Cândido Grzybowski
Sociólogo, do Ibase
Com a proximidade do Natal e Ano Novo, datas fortes de celebração da vida em nossa cultura, sou sempre levado a momentos de meditação sobre o que passou, o que vem, o que vai e o que será. Nunca é igual, pois a mudança é algo próprio da vida, muitas vezes de forma sutil em meio a permanências, outras, de forma brusca com verdadeiras rupturas. O fato é que segue “o trem da vida”, um dia após outro, renovando-se sempre. A nós é dado o dom de vivê-la num tempo histórico, curto ou longo, com começo e fim certo de um ponto de vista individual. Mas a vida segue.
Tais pensamentos me tomam com mais força este ano pois, na semana passada, faleceu meu mano mais velho. Foi como perder algo de mim mesmo, sensação que se repete a cada morte de alguém muito próximo. A gente fica remoendo lembranças, carinhos e afetos, desde a infância.
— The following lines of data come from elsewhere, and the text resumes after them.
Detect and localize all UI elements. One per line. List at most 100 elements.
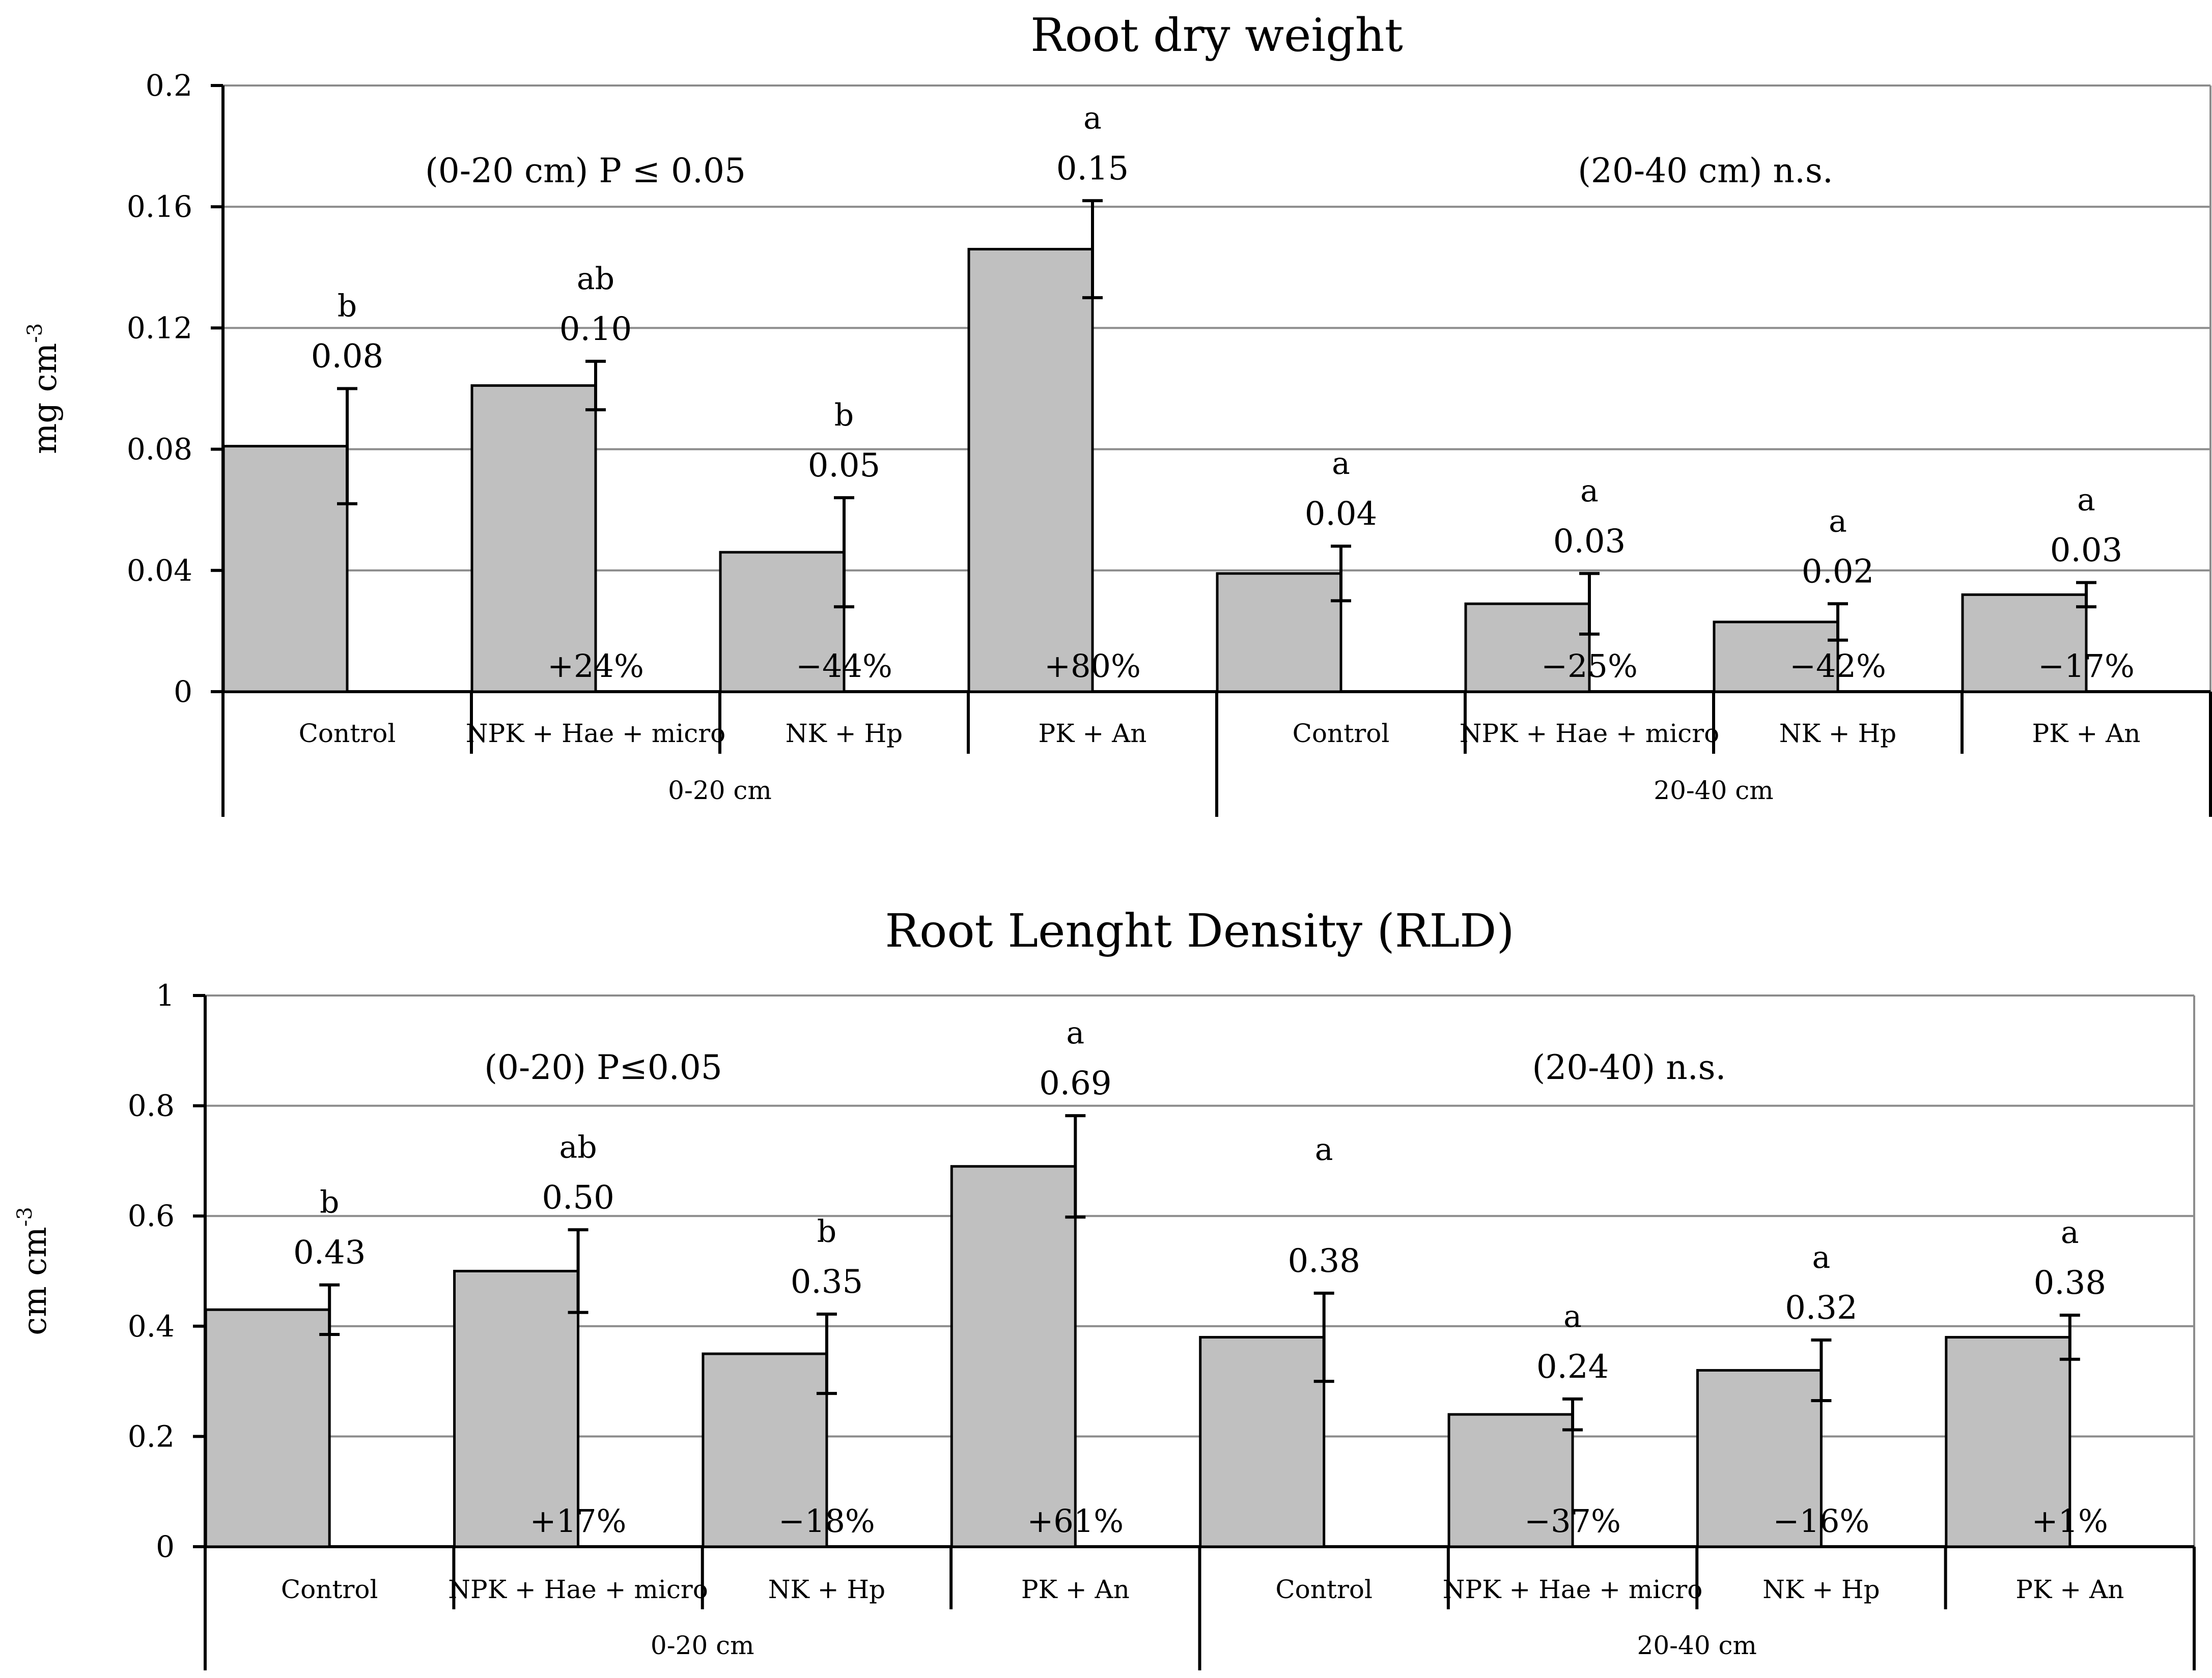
bar: [719, 551, 846, 693]
error-bar: [1082, 199, 1103, 299]
significance-letter: a: [2061, 1215, 2079, 1250]
x-category-label: NPK + Hae + micro: [466, 719, 726, 748]
bar: [1713, 620, 1839, 693]
percent-change-label: +1%: [2032, 1502, 2108, 1540]
error-bar: [834, 496, 854, 609]
percent-change-label: −18%: [778, 1502, 875, 1540]
y-tick-label: 0.6: [128, 1199, 175, 1233]
y-axis-label-text: cm cm: [16, 1227, 54, 1335]
y-tick-label: 0.04: [127, 553, 192, 588]
significance-letter: b: [338, 289, 357, 324]
bar-value-label: 0.08: [311, 338, 384, 376]
error-bar: [1811, 1338, 1832, 1403]
bar: [1464, 602, 1591, 693]
bar: [222, 445, 349, 693]
significance-letter: a: [1066, 1015, 1084, 1051]
bar-value-label: 0.69: [1039, 1065, 1112, 1102]
y-tick-label: 0.08: [127, 432, 192, 467]
bar: [702, 1352, 828, 1548]
x-category-label: NPK + Hae + micro: [448, 1575, 708, 1604]
bar-value-label: 0.38: [2034, 1264, 2107, 1302]
y-tick-label: 0.12: [127, 310, 192, 345]
significance-letter: a: [2077, 482, 2095, 518]
bar-value-label: 0.32: [1785, 1289, 1858, 1327]
error-bar: [337, 387, 357, 505]
percent-change-label: +80%: [1044, 647, 1141, 685]
y-axis-label: mg cm-3: [23, 323, 64, 454]
error-bar: [1828, 602, 1848, 642]
error-bar: [1331, 545, 1351, 603]
bar: [453, 1270, 580, 1548]
percent-change-label: +61%: [1027, 1502, 1124, 1540]
bar-value-label: 0.04: [1305, 495, 1378, 533]
x-category-label: Control: [281, 1575, 378, 1604]
y-axis-label-superscript: -3: [13, 1207, 37, 1227]
bar: [470, 384, 597, 693]
y-tick-label: 0: [156, 1529, 175, 1564]
y-axis-label-superscript: -3: [23, 323, 47, 343]
group-label: 20-40 cm: [1637, 1631, 1757, 1660]
bar-value-label: 0.05: [808, 447, 881, 485]
y-tick-label: 0.8: [128, 1089, 175, 1123]
bar-value-label: 0.50: [542, 1179, 614, 1216]
bar-value-label: 0.43: [293, 1234, 366, 1272]
chart-panel-1: Root dry weight 0 0.04 0.08 0.12 0.16 0.2 mg cm…: [23, 9, 2212, 817]
significance-letter: a: [1083, 100, 1102, 136]
bar-value-label: 0.02: [1802, 553, 1874, 590]
bar-value-label: 0.03: [1553, 523, 1626, 560]
x-category-label: Control: [1293, 719, 1390, 748]
significance-letter: b: [834, 397, 854, 433]
percent-change-label: −25%: [1541, 647, 1638, 685]
significance-letter: ab: [559, 1129, 597, 1165]
chart-panel-2: Root Lenght Density (RLD) 0 0.2 0.4 0.6 0.8 1 c…: [13, 904, 2196, 1670]
significance-letter: b: [817, 1214, 836, 1249]
group-label: 20-40 cm: [1654, 776, 1773, 805]
bar-value-label: 0.10: [559, 310, 632, 348]
x-category-label: NPK + Hae + micro: [1460, 719, 1720, 748]
bar-value-label: 0.03: [2050, 532, 2123, 570]
error-bar: [1065, 1114, 1086, 1219]
percent-change-label: +17%: [530, 1502, 627, 1540]
percent-change-label: −16%: [1773, 1502, 1870, 1540]
significance-letter: a: [1829, 503, 1847, 539]
error-bar: [319, 1283, 340, 1336]
percent-change-label: −37%: [1524, 1502, 1621, 1540]
significance-letter: a: [1332, 446, 1350, 481]
y-tick-label: 1: [156, 978, 175, 1013]
error-bar: [2059, 1314, 2080, 1361]
error-bar: [568, 1228, 589, 1314]
x-category-label: PK + An: [2015, 1575, 2124, 1604]
x-category-label: NK + Hp: [768, 1575, 885, 1604]
chart-title: Root Lenght Density (RLD): [885, 904, 1514, 958]
x-category-label: PK + An: [1021, 1575, 1130, 1604]
error-bar: [1313, 1291, 1334, 1383]
x-category-label: NK + Hp: [786, 719, 903, 748]
bar: [1447, 1413, 1574, 1548]
y-tick-label: 0: [174, 674, 192, 709]
significance-letter: a: [1580, 473, 1599, 509]
percent-change-label: −17%: [2038, 647, 2135, 685]
bar: [1696, 1369, 1823, 1548]
error-bar: [1579, 572, 1600, 636]
x-category-label: NK + Hp: [1762, 1575, 1880, 1604]
bar: [204, 1308, 331, 1548]
error-bar: [2076, 581, 2096, 609]
significance-annotation: (0-20 cm) P ≤ 0.05: [425, 151, 746, 190]
chart-title: Root dry weight: [1030, 9, 1403, 62]
bar: [1961, 593, 2088, 693]
x-category-label: PK + An: [2032, 719, 2141, 748]
error-bar: [585, 359, 606, 412]
bar-value-label: 0.15: [1056, 150, 1129, 187]
error-bar: [1562, 1397, 1583, 1432]
y-tick-label: 0.2: [146, 68, 192, 103]
bar-value-label: 0.24: [1536, 1348, 1609, 1386]
bar: [1216, 572, 1342, 693]
x-category-label: Control: [1275, 1575, 1373, 1604]
significance-letter: a: [1812, 1240, 1831, 1275]
percent-change-label: +24%: [547, 647, 644, 685]
percent-change-label: −42%: [1789, 647, 1886, 685]
percent-change-label: −44%: [796, 647, 892, 685]
x-category-label: Control: [299, 719, 396, 748]
y-tick-label: 0.2: [128, 1419, 175, 1454]
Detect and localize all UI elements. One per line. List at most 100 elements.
Aqueles momentos de convivência forte, as separações e distâncias que vieram com trajetos percorridos pela a vida de cada um, os reencontros sempre novos, todas são imagens que invadem a memória, algo como estar olhando um álbum fotográfico de instantes que só a gente vê. As festas de Natal e Ano Novo sempre foram momentos muito especiais no seio de minha família. O que consigo dizer nesta hora é obrigado do fundo do coração, mano Fabiano, por tudo o que você deu convivendo com a gente.
A vida, com seus infindáveis e indecifráveis segredos, continua. Seres vivos nascem e morrem. Acaba a individualidade, como ser vivo singular, mas não a vida como um dom que se reproduz em enorme variedade de formas. Nós, humanos, dotados de consciência, somos uma parcela dos seres vivos que constituem a enorme diversidade de vidas na biosfera, todas interdependentes entre si, como uma teia. A nossa vida e de todos os seres vivos é um bem comum fundamental da humanidade. Ela existe sendo compartida e sua condição fundamental é o cuidado. Pensar na vida é encantar-se com o seu acontecer, sempre surpreendente. A própria morte é um acontecer que completa a vida.
Debruço-me cada vez mais sobre estas questões. Em torno a elas criamos filosofias e religiões, como algo próprio do viver como humanidade. Certas ideias se impõem como senso comum e deixamos que elas passem a ser uma espécie de referência guia no cotidiano, nossa ética, definindo práticas e comportamentos. No geral, nem nos damos o direito de duvidar da tal modo de pensar. Simplesmente vamos levando a vida. Deixamos de pensar como chegamos ao ponto em que estamos como coletividade que comparte o dom da vida e que ela depende da relação que temos uns e umas com os outros e outras, em sociedade, e da relação que temos com todos os seres vivos da biosfera, o tipo de civilização que construímos.
Basta olhar à nossa volta para ver que o dom da vida é negado para muita gente. São existências que se interrompem sem se completar. Convivemos com muitos assassinatos e guerras que são negação do direito de viver. Muita gente morre de fome ou da falta de acesso a cuidados de saúde. Por quê? A normalização disto é uma negação radical da vida para pessoas concretas, as que sofrem e morrem por isto, mas também para nós todos que compartimos o bem comum da vida. Todas e todos temos o mesmo direito de viver na medida em que reconhecemos, ao mesmo tempo, a nossa responsabilidade individual e coletiva pelo direito dos demais. Viver plenamente a vida é cuidar dela como um comum.
Mas o cuidado está longe de ser um princípio fundamental na organização de toda a vida em sociedade, tendendo a ficar restrito ao âmbito familiar e, em particular, como um encargo das mulheres. Precisamos voltar a colocar no centro da economia, da relação com a natureza, da relação entre nós, nas leis e práticas, no poder e nas políticas, na cultura e no cotidiano, o cuidado com a vida como o eixo integrador. A dissociação entre economia e o cuidado com a vida nos levou ao que vivemos: economias contra sociedades e contra a natureza, produtoras de exclusões, desigualdades e muita destruição. Na origem, o conceito de economia tem a ver com o cuidar, com a gestão das condições de vida.
Que viver o segredo da vida em sua plenitude nos inspire sempre e seja um direito compartido incondicionalmente entre todas e todos, de geração em geração! É isto que precisamos buscar com persistência, determinação e ousadia. Mesmo quando sofremos com perdas de entes queridos que teceram com a gente a vida até aqui.